Shin Splints: Causes, Symptoms and Treatment

November 12, 2012

Shin Splints: Causes, Symptoms and Treatment

Shin splints are also called medial tibial stress syndrome. This is a common injury in athletes or people who do a lot of physical activity in their jobs, such as construction workers or professional dancers. Racehorses also get this injury, although it’s usually called bucked shins instead of shin splints. Shins are located underneath your knee at the front of your leg but above your ankle. Shin splints can occur in one or both legs.

When doctors refer to shin splints, they could be talking about two different types of injuries in the shin area that cause similar symptoms. Injuries can be to just the muscles, tendons or fractures of the shin bones. Injuries to just the muscles are less serious than injuries to the bones.

Common Causes

One of the most common causes of shin splints is flat feet. When a person walks, jogs, dances or exercises, their feet have to impact against the ground. The arch of the foot acts as a shock absorber, but people with flat feet lack these natural shock absorbers. Their lower legs take the stress of constant impacts. Even people who do have arches need to wear shoes that help support their arches while they exercise, especially if exercising on hard surfaces like concrete.

Another common cause is exercising too hard.
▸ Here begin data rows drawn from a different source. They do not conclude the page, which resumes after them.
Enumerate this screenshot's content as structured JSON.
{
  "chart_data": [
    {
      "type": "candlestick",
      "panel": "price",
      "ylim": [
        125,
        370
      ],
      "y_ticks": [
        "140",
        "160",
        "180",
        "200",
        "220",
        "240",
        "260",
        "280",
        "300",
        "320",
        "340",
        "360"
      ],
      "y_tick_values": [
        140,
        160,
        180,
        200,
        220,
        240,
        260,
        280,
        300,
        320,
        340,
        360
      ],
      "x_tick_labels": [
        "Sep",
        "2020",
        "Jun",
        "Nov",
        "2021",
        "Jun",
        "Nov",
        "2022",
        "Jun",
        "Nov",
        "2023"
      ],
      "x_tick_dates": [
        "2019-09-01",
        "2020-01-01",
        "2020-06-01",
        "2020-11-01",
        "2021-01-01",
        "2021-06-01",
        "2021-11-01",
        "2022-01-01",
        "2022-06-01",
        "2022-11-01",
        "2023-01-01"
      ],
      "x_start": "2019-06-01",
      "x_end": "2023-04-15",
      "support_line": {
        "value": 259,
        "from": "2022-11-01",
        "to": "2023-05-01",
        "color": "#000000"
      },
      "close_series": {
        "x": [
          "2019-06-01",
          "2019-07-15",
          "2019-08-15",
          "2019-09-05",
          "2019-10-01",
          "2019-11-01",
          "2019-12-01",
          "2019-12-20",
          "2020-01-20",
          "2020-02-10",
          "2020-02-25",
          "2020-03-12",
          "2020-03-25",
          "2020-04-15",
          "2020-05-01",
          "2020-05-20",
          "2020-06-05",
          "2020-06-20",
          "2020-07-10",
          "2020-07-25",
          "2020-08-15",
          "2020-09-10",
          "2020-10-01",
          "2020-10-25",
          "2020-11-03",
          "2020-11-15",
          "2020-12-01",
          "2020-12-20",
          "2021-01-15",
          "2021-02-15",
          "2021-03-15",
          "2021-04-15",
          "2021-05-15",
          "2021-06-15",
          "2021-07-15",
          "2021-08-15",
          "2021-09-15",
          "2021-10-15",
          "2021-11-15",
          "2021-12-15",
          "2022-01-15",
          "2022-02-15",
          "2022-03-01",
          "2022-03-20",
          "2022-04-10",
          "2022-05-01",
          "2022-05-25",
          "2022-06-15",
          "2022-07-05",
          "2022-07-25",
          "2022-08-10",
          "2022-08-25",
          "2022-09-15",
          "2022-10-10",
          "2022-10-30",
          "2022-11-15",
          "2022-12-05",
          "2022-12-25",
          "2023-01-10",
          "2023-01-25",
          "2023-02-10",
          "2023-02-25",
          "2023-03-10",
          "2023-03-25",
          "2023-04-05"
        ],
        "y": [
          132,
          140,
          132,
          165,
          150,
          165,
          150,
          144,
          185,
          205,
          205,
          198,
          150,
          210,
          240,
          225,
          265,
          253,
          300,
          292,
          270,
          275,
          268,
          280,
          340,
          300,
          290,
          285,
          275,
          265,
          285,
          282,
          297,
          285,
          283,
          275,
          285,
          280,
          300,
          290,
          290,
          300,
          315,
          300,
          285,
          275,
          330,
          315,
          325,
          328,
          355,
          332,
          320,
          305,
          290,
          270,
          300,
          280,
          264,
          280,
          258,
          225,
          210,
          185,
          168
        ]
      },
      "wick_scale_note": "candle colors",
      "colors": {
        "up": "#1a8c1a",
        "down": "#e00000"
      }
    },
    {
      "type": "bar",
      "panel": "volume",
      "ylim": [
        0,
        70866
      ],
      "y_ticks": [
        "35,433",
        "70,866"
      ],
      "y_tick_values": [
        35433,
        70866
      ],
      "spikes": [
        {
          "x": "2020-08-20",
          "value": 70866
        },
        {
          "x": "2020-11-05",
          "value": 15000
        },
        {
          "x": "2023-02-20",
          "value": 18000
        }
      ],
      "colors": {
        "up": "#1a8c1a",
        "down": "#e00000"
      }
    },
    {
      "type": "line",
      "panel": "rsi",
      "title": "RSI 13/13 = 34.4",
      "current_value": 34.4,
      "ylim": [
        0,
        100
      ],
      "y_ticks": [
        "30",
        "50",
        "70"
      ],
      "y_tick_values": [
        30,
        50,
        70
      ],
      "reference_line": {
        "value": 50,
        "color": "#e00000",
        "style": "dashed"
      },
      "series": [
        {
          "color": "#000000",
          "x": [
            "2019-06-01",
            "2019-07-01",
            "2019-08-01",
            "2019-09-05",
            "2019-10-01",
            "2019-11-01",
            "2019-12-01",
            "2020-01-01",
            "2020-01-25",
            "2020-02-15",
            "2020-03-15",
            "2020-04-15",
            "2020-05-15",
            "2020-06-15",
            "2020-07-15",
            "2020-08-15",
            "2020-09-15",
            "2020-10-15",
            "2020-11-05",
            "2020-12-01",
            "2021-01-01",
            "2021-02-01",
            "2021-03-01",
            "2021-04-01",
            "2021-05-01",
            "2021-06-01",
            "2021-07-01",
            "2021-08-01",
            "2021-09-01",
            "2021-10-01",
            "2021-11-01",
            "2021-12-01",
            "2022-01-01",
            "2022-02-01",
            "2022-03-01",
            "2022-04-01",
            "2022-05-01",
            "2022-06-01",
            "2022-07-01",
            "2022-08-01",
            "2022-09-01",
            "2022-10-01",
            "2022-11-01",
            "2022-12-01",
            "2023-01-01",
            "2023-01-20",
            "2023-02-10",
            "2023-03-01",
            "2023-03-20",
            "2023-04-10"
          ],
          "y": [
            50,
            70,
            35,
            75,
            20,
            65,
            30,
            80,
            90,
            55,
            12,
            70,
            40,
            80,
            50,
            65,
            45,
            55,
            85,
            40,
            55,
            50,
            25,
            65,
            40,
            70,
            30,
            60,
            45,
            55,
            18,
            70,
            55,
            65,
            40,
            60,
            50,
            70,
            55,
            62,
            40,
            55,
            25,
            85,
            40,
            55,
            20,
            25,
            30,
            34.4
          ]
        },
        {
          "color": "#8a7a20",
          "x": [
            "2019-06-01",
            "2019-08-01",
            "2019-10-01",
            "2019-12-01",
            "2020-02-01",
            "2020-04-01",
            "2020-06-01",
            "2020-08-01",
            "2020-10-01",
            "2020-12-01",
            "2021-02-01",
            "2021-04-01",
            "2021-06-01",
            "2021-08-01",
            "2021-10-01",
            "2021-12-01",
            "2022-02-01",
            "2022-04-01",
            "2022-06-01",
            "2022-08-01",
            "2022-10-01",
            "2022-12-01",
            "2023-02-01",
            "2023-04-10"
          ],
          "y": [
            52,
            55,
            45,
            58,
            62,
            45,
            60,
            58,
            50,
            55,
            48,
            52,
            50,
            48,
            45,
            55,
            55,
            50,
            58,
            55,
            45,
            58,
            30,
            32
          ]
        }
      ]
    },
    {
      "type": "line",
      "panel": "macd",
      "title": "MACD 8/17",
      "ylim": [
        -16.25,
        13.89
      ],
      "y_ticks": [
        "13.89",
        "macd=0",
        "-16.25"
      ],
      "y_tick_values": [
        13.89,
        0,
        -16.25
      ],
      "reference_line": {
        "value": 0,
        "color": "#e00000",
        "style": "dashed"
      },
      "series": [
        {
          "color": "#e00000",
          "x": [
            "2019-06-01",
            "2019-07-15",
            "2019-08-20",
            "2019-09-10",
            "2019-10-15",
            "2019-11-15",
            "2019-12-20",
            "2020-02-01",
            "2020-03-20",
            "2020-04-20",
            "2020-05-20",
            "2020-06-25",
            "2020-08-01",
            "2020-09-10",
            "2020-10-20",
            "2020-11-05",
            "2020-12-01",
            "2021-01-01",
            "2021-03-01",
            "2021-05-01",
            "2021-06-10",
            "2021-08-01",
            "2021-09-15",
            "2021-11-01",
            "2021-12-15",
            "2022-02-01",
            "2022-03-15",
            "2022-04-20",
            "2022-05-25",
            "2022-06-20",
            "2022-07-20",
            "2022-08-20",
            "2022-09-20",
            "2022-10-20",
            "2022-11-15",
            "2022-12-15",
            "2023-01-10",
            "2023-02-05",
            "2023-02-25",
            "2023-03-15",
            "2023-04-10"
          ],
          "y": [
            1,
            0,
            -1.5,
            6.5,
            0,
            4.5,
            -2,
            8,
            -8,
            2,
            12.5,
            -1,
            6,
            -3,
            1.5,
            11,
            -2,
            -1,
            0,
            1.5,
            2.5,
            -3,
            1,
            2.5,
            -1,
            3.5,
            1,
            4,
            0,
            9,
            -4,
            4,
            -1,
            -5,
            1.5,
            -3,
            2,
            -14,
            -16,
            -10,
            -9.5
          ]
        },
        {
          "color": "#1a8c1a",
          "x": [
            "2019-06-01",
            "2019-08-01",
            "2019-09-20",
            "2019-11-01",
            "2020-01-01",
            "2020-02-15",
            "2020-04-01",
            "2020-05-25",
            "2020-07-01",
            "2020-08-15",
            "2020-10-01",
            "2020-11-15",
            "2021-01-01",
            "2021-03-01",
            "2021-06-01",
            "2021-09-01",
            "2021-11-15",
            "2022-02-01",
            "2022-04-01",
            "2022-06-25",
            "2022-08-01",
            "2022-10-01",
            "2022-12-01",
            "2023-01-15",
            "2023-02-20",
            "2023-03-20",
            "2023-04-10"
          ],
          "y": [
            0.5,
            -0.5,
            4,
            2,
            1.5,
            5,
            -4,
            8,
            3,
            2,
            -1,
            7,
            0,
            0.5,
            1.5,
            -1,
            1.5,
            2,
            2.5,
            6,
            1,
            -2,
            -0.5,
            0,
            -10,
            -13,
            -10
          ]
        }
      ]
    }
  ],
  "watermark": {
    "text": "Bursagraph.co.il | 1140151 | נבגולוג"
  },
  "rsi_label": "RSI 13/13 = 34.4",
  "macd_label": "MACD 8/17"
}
There are two ways this occurs. The first way is by forgetting to warm up leg muscles before shifting into intense activity like running. This is why it is so important to stretch and do slow exercises to help warm the muscles up and get them ready for the work ahead. The second way is when people over-exercise. You should never exercise when in pain or it can lead to complications like medial tibial stress syndrome.

Symptoms and Diagnosis

The most common symptom of shin splints is pain in the shin. This pain is a soreness that is most pronounced right after beginning exercise and right after exercising. The pain often recedes during exercise. Pain can come and go or remain constant depending on where the injury is located and how severe it is.

The shin becomes swollen and hurts too much to be touched. Some people also experience numbness or swelling in their feet. Doctors may prescribe X-rays or magnetic resonance imaging (MRIs) to check for bone breaks. Shin splints usually worsen over time, so do not put off going to the doctor.


The good news is that very rarely does anyone need surgery to recover. Most people heal with a combination of rest, medications like anti-inflammatory painkillers and a better exercise program which include warming up exercises. Some patients may be required to rest up to six weeks. Doctors may suggest adding arch supports or neoprene leg warmers to help give support to the damaged shins and prevent re-injuring them.

Putting an ice bag or a cold pack on sore shins for 20 to 30 minutes at a time, This can help ease pain and swelling. Never place directly on bare skin because this could cause cold burns.